Critics Choice Awards ceremony has been postponed because of Omicron’s concerns

Spread the love

The Critics Choice Association said on Wednesday that their in-person awards night has been postponed due to rising concerns about COVID-19 and the Omicron version.

On Sunday, Jan. 9, hosts Taye Diggs and Nicole Byer were set to present the winners. The event will still be broadcast live in person on The CW and TBS at some time, but not on the originally scheduled day.

“After thoughtful consideration and candid conversations with our partners at The CW and TBS, we have collectively come to the conclusion that the prudent and responsible decision at this point is to postpone the 27th Annual Critics Choice Awards, originally slated for January 9, 2022,” the organisation said in a statement. “We are in regular communication with LA County Public Health officials, and we are currently working diligently to find a new date during the upcoming awards season in which to host our annual gala in-person with everyone’s safety and health remaining our top priority. We will be sharing additional details with our friends and colleagues throughout the entertainment industry as soon as we can.”

The decision is a about-face from the Critics Choice Association’s announcement earlier this week that it would hold an in-person ceremony on January 9 at the Fairmont Century Plaza hotel, with strict Covid measures in place, as instances continue to rise across the country.
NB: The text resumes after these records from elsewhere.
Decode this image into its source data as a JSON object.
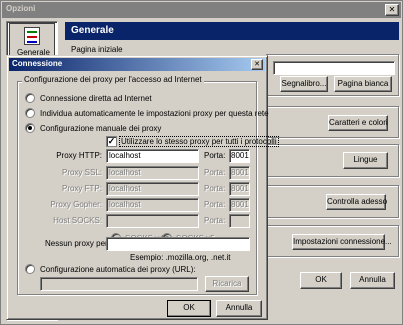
{
  "main_window": {
    "title": "Opzioni",
    "close_glyph": "✕",
    "sidebar_item": "Generale",
    "header": "Generale",
    "pagina_iniziale_label": "Pagina iniziale",
    "buttons": {
      "segnalibro": "Segnalibro...",
      "pagina_bianca": "Pagina bianca",
      "caratteri": "Caratteri e colori",
      "lingue": "Lingue",
      "controlla": "Controlla adesso",
      "impostazioni": "Impostazioni connessione...",
      "ok": "OK",
      "annulla": "Annulla"
    }
  },
  "dialog": {
    "title": "Connessione",
    "close_glyph": "✕",
    "group_label": "Configurazione dei proxy per l'accesso ad Internet",
    "radio_direct": "Connessione diretta ad Internet",
    "radio_auto_detect": "Individua automaticamente le impostazioni proxy per questa rete",
    "radio_manual": "Configurazione manuale dei proxy",
    "checkbox_same_proxy": "Utilizzare lo stesso proxy per tutti i protocolli",
    "porta_label": "Porta:",
    "proxies": [
      {
        "label": "Proxy HTTP:",
        "host": "localhost",
        "port": "8001"
      },
      {
        "label": "Proxy SSL:",
        "host": "localhost",
        "port": "8001"
      },
      {
        "label": "Proxy FTP:",
        "host": "localhost",
        "port": "8001"
      },
      {
        "label": "Proxy Gopher:",
        "host": "localhost",
        "port": "8001"
      }
    ],
    "socks_host_label": "Host SOCKS:",
    "socks_v4": "SOCKS v4",
    "socks_v5": "SOCKS v5",
    "no_proxy_label": "Nessun proxy per:",
    "no_proxy_value": "",
    "example": "Esempio: .mozilla.org, .net.it",
    "radio_auto_url": "Configurazione automatica dei proxy (URL):",
    "ricarica": "Ricarica",
    "ok": "OK",
    "annulla": "Annulla"
  }
}
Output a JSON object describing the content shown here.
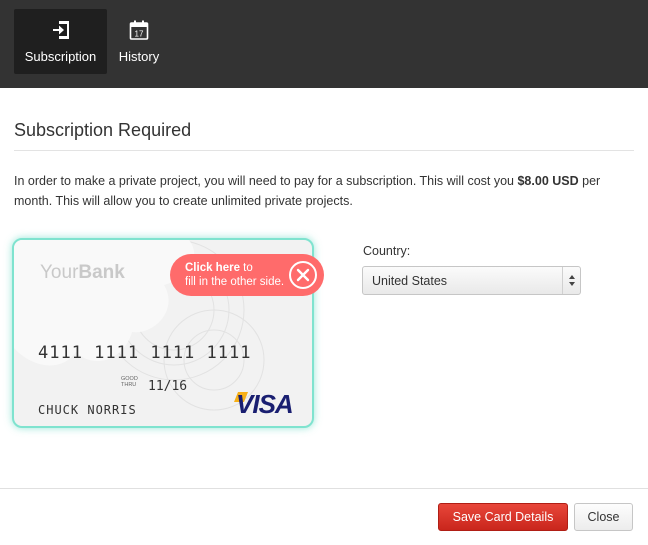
{
  "nav": {
    "tabs": [
      {
        "label": "Subscription",
        "icon": "sign-in-icon",
        "active": true
      },
      {
        "label": "History",
        "icon": "calendar-icon",
        "active": false
      }
    ],
    "calendar_day": "17"
  },
  "main": {
    "title": "Subscription Required",
    "description_pre": "In order to make a private project, you will need to pay for a subscription. This will cost you ",
    "description_price": "$8.00 USD",
    "description_post": " per month. This will allow you to create unlimited private projects."
  },
  "card": {
    "bank_light": "Your",
    "bank_bold": "Bank",
    "number": "4111 1111 1111 1111",
    "good_thru": "GOOD THRU",
    "expiry": "11/16",
    "holder": "CHUCK NORRIS",
    "brand": "VISA",
    "tip_bold": "Click here",
    "tip_rest": " to",
    "tip_line2": "fill in the other side.",
    "glow_color": "#7fe3cf",
    "tip_color": "#ff6b6b"
  },
  "country": {
    "label": "Country:",
    "selected": "United States"
  },
  "footer": {
    "save_label": "Save Card Details",
    "close_label": "Close",
    "save_color": "#d9342a"
  }
}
“The Critics Choice Association is working with LA County Public Health Officials and a premiere Covid Compliance service, and at this time, we are currently still planning to host an in-person 27th Annual Critics Choice Awards, following the strictest and safest protocols, including mandatory proof of vaccination, negative PCR tests 48 hours in advance, proper social distancing and masking requirements,” the org said in a statement on Monday. “We will continue to carefully monitor the situation as events progress.”

Last year’s Critics Choice Awards were a hybrid event that featured both live and virtual appearances. Taye Diggs, the host, and a few of the presenters aired from a stage in Los Angeles, while nominees appeared from all across the world.

The Critics’ Choice Awards are regarded as a major forerunner to the Academy Awards and one of the first major cinema award events of the year.

Due to escalating COVID-19 instances, the Palm Springs Film Awards have likewise cancelled their forthcoming gala on Jan. 6.

This year’s Critics Choice Awards nominations were headed by Kenneth Branagh’s “Belfast” and Steven Spielberg’s “West Side Story.” Best picture and best director nominations went to “West Side Story,” while best supporting actress nominations went to Ariana Debose and Rita Moreno, and newcomer Rachel Zegler is nominated for best young actor or actress.

“West Side Story” also received nominations for script, costume design, production design, editing, and cinematography, as well as nominations for its ensemble. Picture, original screenplay, director, cinematography, editing, and two supporting actor slots for Jamie Dornan and Ciarán Hinds are among the eleven nominations for “Belfast.”

The films “Dune” and “The Power of the Dog” each received ten nominations. “King Richard” and “Don’t Look Up” each received six nominations, while “Licorice Pizza” and “Nightmare Alley” each received eight nominations.

With eight nominations, HBO’s “Succession” third season lead all contenders in Critics Choice TV categories. Another HBO show, “Mare of Easttown,” was also a top candidate, though it is still competing in the limited series category because a potential second season has yet to be confirmed. “Mare” and “Evil,” a drama from Robert and Michelle King that aired on CBS before, each received five nominations. With 20 nominations, HBO is the most nominated network, ahead of Netflix (which scored 18).